Former Homeland Security Secretary Jeh Johnson on Tuesday dismissed Republicans' characterizations of Vice President Harris as the U.S. "border czar," saying they're the only ones who call her that.
Speaking to Steve Doocy on Fox News Channel’s “Fox & Friends,” Johnson noted Harris was tapped by President Biden to focus on the root causes of emigration from Central America, not to oversee border operations.
“She assumed the role that Vice President Biden had during the Obama administration, which is diplomacy with Central America. That is a role he had. He gave it to her. She is not the border czar. To the extent there is anybody who is a border czar, it's the secretary of Homeland Security,” said Johnson, who ran the Department of Homeland Security (DHS) from 2013 to 2017.

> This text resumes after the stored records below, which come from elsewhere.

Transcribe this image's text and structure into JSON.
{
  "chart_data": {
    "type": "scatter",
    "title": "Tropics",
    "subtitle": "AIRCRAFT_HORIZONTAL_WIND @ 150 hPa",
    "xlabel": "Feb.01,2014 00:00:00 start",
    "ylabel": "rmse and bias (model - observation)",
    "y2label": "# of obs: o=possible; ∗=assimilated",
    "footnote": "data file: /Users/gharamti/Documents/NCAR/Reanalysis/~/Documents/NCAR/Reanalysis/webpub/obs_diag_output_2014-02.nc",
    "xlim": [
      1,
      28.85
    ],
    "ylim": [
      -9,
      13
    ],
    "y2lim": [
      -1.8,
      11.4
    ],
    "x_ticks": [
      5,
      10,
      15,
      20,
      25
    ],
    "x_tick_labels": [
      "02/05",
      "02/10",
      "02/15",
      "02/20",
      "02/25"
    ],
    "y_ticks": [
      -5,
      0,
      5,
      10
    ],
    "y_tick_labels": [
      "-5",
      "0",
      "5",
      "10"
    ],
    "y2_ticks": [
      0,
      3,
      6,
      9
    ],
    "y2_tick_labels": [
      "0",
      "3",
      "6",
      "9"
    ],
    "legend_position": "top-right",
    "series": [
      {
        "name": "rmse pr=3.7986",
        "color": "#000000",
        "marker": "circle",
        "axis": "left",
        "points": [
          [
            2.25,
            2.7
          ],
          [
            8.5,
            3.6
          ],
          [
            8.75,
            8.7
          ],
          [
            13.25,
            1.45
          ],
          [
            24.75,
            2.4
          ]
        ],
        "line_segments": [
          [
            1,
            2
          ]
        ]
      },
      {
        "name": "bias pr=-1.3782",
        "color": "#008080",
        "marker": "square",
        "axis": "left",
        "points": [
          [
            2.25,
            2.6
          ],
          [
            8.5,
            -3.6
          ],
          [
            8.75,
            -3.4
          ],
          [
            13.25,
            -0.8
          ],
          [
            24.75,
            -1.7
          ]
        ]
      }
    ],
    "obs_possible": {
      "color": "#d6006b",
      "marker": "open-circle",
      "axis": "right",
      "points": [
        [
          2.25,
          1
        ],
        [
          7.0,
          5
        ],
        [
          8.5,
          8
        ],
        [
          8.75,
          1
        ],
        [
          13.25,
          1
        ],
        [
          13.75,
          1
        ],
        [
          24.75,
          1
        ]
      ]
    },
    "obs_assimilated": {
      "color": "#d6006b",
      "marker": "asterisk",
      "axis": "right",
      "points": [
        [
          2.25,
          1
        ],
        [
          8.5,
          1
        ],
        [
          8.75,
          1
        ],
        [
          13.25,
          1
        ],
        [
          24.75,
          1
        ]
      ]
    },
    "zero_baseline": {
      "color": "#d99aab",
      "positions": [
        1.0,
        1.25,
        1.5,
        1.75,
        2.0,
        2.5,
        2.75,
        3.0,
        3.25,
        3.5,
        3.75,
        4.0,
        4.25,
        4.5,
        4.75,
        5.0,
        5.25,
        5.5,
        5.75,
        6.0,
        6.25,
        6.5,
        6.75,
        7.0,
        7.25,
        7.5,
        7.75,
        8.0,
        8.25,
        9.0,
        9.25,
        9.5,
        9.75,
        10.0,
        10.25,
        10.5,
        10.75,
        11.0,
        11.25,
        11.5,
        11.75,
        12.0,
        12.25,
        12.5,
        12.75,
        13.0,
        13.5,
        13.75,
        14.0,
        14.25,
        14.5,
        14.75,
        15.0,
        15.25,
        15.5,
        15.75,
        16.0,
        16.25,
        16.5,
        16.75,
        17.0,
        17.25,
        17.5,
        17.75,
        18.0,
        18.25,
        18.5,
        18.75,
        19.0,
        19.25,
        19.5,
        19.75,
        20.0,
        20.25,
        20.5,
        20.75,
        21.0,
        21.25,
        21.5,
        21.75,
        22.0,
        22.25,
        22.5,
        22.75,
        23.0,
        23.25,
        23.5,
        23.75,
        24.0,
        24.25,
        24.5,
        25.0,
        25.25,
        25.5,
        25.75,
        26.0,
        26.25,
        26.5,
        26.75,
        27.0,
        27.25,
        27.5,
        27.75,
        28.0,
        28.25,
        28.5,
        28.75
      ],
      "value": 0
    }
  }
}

Early in the Biden administration, that assignment proved a fraught one for Harris, who struggled to shake the GOP’s border czar monicker.
She also angered some in the left with her first overseas trip as vice president, taking a simple message to would-be migrants in Mexico and Guatemala: “Do not come.”
In the following three years, Harris maintained the root causes portfolio, but publicly emphasized her role in other policy areas, such as reproductive rights.
As the administration’s point person to address root causes of emigration from Central America, Harris focused on long-term investments to prop up the region’s economy.
Republicans are ramping up their "border czar" attacks on Harris now that she is the presumptive Democratic presidential nominee after Biden dropped out of the race on Sunday.
In March, the administration announced $1 billion in private sector commitments to invest in the region: Since 2021, more than $5 billion has been pledged by public and private entities to promote economic growth in Guatemala, El Salvador and Honduras.
Yet the immigration debate in the United States has focused on deterrence through border policies, an approach Johnson said is insufficient.
“The hard lesson I learned, Steve, from managing this problem is the push factors always overwhelm whatever defense you can put on the southern border. There are things we can do to enhance enforcement, to be lax on enforcement, that have an immediate short-term impact one way or the other,” said Johnson.
“But so long as those overwhelming push factors exist, they are going to keep coming and so you do — people don't like to hear this, but you do have to address the problem at the source and fix our immigration system here, which is broken.”